ーーーえ、本物!?ありがとうございます(笑)

益村:本物ですよ(笑)作家コースの同期が書いてくれたんですけど、かなりのハマリ役で楽しかったです。説明セリフがめちゃくちゃ多くて苦労しました。この稽古中、演技選抜の同期と仲良くなれた気がします。

大ライブ、そして

ーーー本日は貴重なお話ありがとうございます!そろそろ最後の質問に移らさせていただきたいと思います!

益村:こちらこそ(笑)懐かしい話が色々出来て楽しかったです!なんでもどうぞ!(笑)

ーーーそれでは(笑)日にちは前後しますが、大ライブ(その年で一番面白い芸人、首席を決めるライブ。予選と決勝で1年の総決算をぶつけ合う。)が2月に行われました。

益村:.....。

ーーー大ライブはどうでしたか?

益村:帰れ。

ーーーえ?

益村:話すことはないです。
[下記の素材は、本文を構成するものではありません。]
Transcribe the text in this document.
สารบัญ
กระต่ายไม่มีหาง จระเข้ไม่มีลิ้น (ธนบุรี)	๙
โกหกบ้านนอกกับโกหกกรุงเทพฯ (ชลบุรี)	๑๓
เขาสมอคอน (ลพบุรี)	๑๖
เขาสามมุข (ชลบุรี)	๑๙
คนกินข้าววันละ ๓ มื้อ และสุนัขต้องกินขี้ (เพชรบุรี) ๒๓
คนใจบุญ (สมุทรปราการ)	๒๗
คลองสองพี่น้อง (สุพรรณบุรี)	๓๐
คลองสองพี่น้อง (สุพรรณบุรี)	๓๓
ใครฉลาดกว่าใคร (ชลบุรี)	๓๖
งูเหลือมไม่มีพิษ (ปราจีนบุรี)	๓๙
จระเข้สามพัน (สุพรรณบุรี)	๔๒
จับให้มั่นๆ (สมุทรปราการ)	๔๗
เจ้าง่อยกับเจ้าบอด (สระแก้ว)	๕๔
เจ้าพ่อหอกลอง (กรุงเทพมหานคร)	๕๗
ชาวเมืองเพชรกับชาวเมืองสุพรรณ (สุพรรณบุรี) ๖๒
帰ってください。

ーーーお花ウォーズ時代のネタをやって激スベりした挙句、64位という大惨事になったお気持ちを聞かせてください。

益村:このインタビューは終わりです。帰ってください。

ーーー合う?(お花ウォーズ時代の漫才「UFO」での益村の最初のツッコミ。)

益村:いい加減にしろお前!かかってこいよお前!(エビアンを取材陣に投げつける)

ーーー今後の!展望を!教えてください!

益村:天下とってやるよお前!んなことより喧嘩しようや!(ジャブの構えで拳が空を切る)あ?あ?ビビってんのお前、ダッッセェなお前!お前弱いだろ?(下唇を噛んでいる)

ーーー今回はありがとうございました。

益村:はいはいはいありがとうございました。な?お前ビビってんだろ?(ミニテーブルを蹴り飛ばす)

ーーーバトルティンダーの構えありがとうございます(笑)

益村:(鬼の形相でこちらを追いかけてくる)

フルメタルマダム益村さんへの取材は思わぬ形で終わってしまったが、前後編で益村さんのルーツや初出しエピソードを聞くことが出来た。2年目を迎えた益村康平、そしてフルメタルマダムがどのような飛躍を見せるのか、見せないのか、それなりに注目していきたいところだ。

フルメタルマダムとは主に神保町漫才劇場で会うことができる。ぜひネタを見に行こう。

益村康平(ますむらこうへい)…北海道恵庭市出身。NSC東京24期として2019年デビュー。お笑いコンビ フルメタルマダムのツッコミやネタ作りを担当。主な代表作に「バトルティンダー」「架空うんこ人間」などがある。最新作「架空うんこ人間シリーズ シーズン3 うんこ人間への鎮魂歌(レクイエム)」は今夏公開予定。